My mom is a bit overweight right now. She’s going through menopause. She’s probably about 20 or 30 lbs. overweight and would probably feel better if she dropped a few pounds. Her primary doctor is telling her to drop some weight, but the nurse practitioner she saw in his place (doc was absent that day) recently said her weight is fine. I think certain medical professionals have different standards for what they consider dangerous weight, and I think this makes it confusing for some patients when they don’t always get to see the same doctor and they get conflicting information like this. My mom has not spent a lot of her life being overweight. She was pretty thin until she had me. She gained some weight with her pregnancies (me and my sis), basically, but managed to get most of it off fairly quickly each time. I think she considers her current weight a natural part of aging, which is a common misconception. While the metabolism may slow down a bit and a person may become less active as a senior, that doesn’t mean that it’s “normal” to pack on the pounds. I’m all for people being active well into their old age, just slowing it down a bit obviously. I do know this guy in his 70’s who bikes 80 miles a day (he comes into my store to buy Clif bars to keep from bonking out). He could be full of shit and really only biking 30 miles, but even so, that’s a great fitness level for someone that age regardless. He’s retired and he likes cycling, so he’s spending his retirement doing what he likes. Can’t say I blame him.

That was a good segue into a topic I find interesting because for me, even when I was very unfit and very fat, I’ve always wanted to be an active senior when I get to that age. Not only do I want to be active, I want to still be able to outrun and outwalk people younger than me. Maybe that’s a bit ambitious, but hey, I like to set my sights high. I know that man who bikes every day that the weather allows, and some people would think he’s crazy, but I think he’s awesome. I also think that Marjorie Newlin, the senior body builder, was also amazing. I want both my mind and body to be sharp when I get up there in years. I watched both sets of my biological grandparents have their health completely deteriorate and become bedridden and senile. I get intense fear of that happening to me and I want to do what I can to prevent it. I know that starting with my fitness now, fostering healthy eating habits, and also taking care to stimulate my brain on a daily basis even though I’m no longer in school (some people stop reading once it’s no longer required of them, how sad!) are things I can do now. Not everything that happens in the future is within my power, but I do have some things I can do now which are. I want to be able to spend my golden years really living, not sitting on the couch watchin’ my stories. Certain parts of aging are inevitable (wrinkles, grey hair, menopause, ear-hair), but not everything that happens to aging people is inevitable (osteoporosis, muscle atrophy, weight gain). Some of us are more genetically predisposed to dementia and Alzheimer’s, but why resign yourself to getting it if you can do a few things now, in your youth, to prevent it from at least getting as BAD?

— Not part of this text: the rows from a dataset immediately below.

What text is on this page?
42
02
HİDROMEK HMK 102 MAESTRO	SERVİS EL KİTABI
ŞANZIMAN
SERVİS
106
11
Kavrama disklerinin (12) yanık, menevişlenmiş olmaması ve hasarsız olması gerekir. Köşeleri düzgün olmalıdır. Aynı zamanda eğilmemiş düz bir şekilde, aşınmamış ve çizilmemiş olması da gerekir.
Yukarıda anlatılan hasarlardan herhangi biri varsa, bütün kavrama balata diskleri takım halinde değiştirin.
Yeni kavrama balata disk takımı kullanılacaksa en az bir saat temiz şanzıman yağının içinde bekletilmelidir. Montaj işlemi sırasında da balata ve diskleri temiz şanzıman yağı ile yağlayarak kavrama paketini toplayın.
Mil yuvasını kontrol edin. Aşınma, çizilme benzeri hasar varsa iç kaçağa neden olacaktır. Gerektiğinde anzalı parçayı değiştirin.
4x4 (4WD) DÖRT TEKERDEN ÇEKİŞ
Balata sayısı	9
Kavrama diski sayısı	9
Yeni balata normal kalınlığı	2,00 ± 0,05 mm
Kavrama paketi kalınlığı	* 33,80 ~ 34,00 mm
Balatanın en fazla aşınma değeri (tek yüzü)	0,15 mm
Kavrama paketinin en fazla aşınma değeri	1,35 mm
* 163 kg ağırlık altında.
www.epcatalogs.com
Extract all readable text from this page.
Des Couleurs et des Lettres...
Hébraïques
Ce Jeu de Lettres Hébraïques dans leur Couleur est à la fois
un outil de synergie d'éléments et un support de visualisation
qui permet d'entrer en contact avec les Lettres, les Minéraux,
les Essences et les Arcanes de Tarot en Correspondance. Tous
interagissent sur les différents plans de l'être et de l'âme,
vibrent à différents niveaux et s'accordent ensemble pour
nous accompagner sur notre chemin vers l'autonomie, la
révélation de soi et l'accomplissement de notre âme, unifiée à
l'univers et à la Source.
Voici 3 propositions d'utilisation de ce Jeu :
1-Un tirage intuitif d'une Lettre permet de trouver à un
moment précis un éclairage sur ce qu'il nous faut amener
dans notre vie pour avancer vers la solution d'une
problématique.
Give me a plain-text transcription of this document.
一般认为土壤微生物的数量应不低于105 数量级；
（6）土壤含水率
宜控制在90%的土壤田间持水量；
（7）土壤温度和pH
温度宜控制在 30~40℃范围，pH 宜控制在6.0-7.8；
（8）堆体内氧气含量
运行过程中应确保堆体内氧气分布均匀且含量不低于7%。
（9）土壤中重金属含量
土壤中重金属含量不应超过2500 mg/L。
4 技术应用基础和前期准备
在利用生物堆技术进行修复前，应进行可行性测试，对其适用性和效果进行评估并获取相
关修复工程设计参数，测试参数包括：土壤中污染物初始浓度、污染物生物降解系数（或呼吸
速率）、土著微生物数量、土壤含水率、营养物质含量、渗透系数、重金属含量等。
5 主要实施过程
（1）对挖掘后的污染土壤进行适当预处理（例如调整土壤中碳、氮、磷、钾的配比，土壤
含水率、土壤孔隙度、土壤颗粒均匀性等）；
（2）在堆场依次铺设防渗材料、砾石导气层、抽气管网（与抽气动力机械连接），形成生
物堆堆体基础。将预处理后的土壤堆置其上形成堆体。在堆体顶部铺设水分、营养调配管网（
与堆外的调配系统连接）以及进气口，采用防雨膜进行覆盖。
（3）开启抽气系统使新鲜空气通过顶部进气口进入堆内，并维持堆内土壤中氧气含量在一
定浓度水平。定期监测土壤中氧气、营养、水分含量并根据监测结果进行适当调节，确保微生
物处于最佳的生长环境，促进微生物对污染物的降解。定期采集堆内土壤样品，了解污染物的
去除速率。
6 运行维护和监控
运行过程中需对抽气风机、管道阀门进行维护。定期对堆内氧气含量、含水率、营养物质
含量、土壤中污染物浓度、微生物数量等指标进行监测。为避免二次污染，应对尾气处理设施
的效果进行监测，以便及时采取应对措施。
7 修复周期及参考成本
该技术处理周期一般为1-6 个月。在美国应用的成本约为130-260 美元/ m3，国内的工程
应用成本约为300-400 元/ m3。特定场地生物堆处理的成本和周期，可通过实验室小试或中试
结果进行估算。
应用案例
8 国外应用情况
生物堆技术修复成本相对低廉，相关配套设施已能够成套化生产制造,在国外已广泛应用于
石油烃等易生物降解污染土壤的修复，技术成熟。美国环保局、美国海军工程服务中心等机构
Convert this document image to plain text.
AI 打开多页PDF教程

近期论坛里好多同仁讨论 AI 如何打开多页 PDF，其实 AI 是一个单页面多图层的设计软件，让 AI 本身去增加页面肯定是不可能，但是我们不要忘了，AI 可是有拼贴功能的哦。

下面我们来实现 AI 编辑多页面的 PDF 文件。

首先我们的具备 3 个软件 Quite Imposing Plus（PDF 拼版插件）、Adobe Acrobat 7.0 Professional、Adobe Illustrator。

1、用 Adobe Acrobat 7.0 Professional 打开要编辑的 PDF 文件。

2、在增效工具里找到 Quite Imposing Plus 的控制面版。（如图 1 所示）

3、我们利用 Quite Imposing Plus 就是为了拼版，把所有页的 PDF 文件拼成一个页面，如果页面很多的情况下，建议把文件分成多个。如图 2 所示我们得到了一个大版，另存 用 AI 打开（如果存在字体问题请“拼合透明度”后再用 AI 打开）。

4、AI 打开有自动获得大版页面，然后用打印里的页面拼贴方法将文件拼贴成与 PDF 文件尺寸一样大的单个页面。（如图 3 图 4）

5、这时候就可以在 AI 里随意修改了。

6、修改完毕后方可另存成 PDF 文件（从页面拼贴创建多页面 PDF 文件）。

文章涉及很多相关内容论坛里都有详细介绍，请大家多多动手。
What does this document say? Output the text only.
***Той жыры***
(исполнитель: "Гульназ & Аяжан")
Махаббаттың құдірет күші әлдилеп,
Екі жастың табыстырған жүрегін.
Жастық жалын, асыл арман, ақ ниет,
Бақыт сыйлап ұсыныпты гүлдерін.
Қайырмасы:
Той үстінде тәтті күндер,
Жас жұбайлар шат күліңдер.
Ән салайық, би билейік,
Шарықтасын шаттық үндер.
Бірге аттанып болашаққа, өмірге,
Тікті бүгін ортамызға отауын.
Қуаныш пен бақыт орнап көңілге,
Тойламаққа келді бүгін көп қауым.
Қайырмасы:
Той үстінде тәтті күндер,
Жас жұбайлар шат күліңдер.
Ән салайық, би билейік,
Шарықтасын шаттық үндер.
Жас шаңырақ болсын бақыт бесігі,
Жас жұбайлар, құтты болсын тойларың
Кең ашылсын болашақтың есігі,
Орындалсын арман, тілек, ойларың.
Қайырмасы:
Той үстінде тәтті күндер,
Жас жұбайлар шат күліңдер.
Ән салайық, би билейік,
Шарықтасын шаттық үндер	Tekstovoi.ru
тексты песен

So my mom is kind of stubborn. She doesn’t feel like she’s overweight enough to worry about it. I mean, if she feels fine maintaining where she is, that’s all good. It’s her body. But at the same time, her and my stepdad also both smoke (and have a hard time quitting as they’ve tried many times and always failed) and they don’t eat the worst diet, but it’s also not the best. They regard their various ailments as a part of aging, when a lot of it can be prevented. My maternal grandmother was obsessive about her own weight to an unhealthy point (we’re pretty sure she had an eating disorder in a time before people really started getting diagnosed with them) so I think my mom is defiant about that sort of attitude. But losing a few pounds for her health isn’t going to make her be like my grandma. Honestly, though, I’d be happy with my folks if they would just stop smoking. I feel like once the smoking goes, a lot of other bad habits they have will go with it. I worry the most about health consequences related to smoking than I do about their weight.